El cobijo de los libros



 Los libros son el sucedáneo al silencio exterior, pero también al ruido. Cuando estas saturado de televisión, de videos en YouTube, de la música incluso, los libros siempre esperan. Esperan en su estantería, en su anaquel, para sumergirte en sus páginas redentoras. Cuando todo lo redundante se escapa al interés de la monotonía, un libro, no sólo te sacará del tedio, te dará siempre otra perspectiva. Si quieres escapar del itinerario de desnudez en una mujer, si quieres huir de lo complicado de la vida, un libro, te acercará y te reemplazará toda la desidia por un poco de esperanza. Sin libros la vida sería insustancial e irrelevante. Un libro es todo aquello que no vemos, es todo lo que se fuga de la sensatez y la insensatez de la mirada. Cuando todo en el exterior es un no constante, un libro siempre será un sí, y no será una espera eventual, será el acicate que siempre aguardará tu llegada.
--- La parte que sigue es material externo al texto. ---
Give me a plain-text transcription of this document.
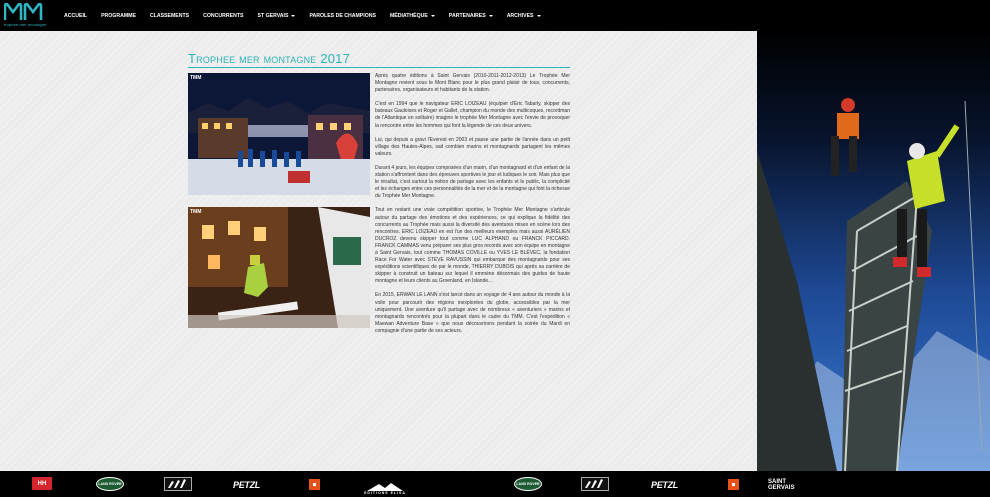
trophée mer montagne
ACCUEIL	PROGRAMME	CLASSEMENTS	CONCURRENTS	ST GERVAIS	PAROLES DE CHAMPIONS	MÉDIATHÈQUE	PARTENAIRES	ARCHIVES
Trophee mer montagne 2017
TMM	Après quatre éditions à Saint Gervais (2010-2011-2012-2013) Le Trophée Mer Montagne revient sous le Mont Blanc pour le plus grand plaisir de tous, concurrents, partenaires, organisateurs et habitants de la station.

C'est en 1994 que le navigateur ERIC LOIZEAU (équipier d'Eric Tabarly, skipper des bateaux Gauloises et Roger et Gallet, champion du monde des multicoques, recordman de l'Atlantique en solitaire) imagine le trophée Mer Montagne avec l'envie de provoquer la rencontre entre les hommes qui font la légende de ces deux univers.

Lui, qui depuis a gravi l'Everest en 2003 et passe une partie de l'année dans un petit village des Hautes-Alpes, sait combien marins et montagnards partagent les mêmes valeurs.

Durant 4 jours, les équipes composées d'un marin, d'un montagnard et d'un enfant de la station s'affrontent dans des épreuves sportives le jour et ludiques le soir. Mais plus que le résultat, c'est surtout la notion de partage avec les enfants et le public, la complicité et les échanges entre ces personnalités de la mer et de la montagne qui font la richesse du Trophée Mer Montagne.

TMM	Tout en restant une vraie compétition sportive, le Trophée Mer Montagne s'articule autour du partage des émotions et des expériences, ce qui explique la fidélité des concurrents au Trophée mais aussi la diversité des aventures mises en scène lors des rencontres. ERIC LOIZEAU en est l'un des meilleurs exemples mais aussi AURÉLIEN DUCROZ devenu skipper tout comme LUC ALPHAND ou FRANCK PICCARD. FRANCK CAMMAS venu préparer ses plus gros records avec son équipe en montagne à Saint Gervais, tout comme THOMAS COVILLE ou YVES LE BLÉVEC, la fondation Race For Water avec STEVE RAVUSSIN qui embarque des montagnards pour ses expéditions scientifiques de par le monde, THIERRY DUBOIS qui après sa carrière de skipper à construit un bateau sur lequel il emmène désormais des guides de haute montagne et leurs clients au Groenland, en Islande…

En 2015, ERWAN LE LANN s'est lancé dans un voyage de 4 ans autour du monde à la voile pour parcourir des régions inexplorées du globe, accessibles par la mer uniquement. Une aventure qu'il partage avec de nombreux « aventuriers » marins et montagnards rencontrés pour la plupart dans le cadre du TMM. C'est l'expédition « Maewan Adventure Base » que nous découvrirons pendant la soirée du Mardi en compagnie d'une partie de ses acteurs.

HH	LAND ROVER	PETZL
EDITIONS ELISA
LAND ROVER	PETZL	SAINT GERVAIS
Cuando todo el mundo gire en distintas direcciones porque no quieren llegar a ti, un libro siempre te hablará a ti de manera directa. A mí la lectura me ha sacado de tantas cosas, que enumerarlas todas me ahogan y me asfixian. Los libros amarillentos de segunda mano son un tesoro que te reconcilia con tu presente, ya que en las anotaciones y los párrafos subrayados puedes encontrar otra historia a la par del libro. Una historia que se establece con otro lector anterior que conecta con el lector futuro que eres tú. La literatura establece un tiempo atemporal con respecto a la vida andariega de las personas. Lean, lean porque es la única fuente de reencuentro con uno mismo. Porque los libros son la quinta esencia de las personas.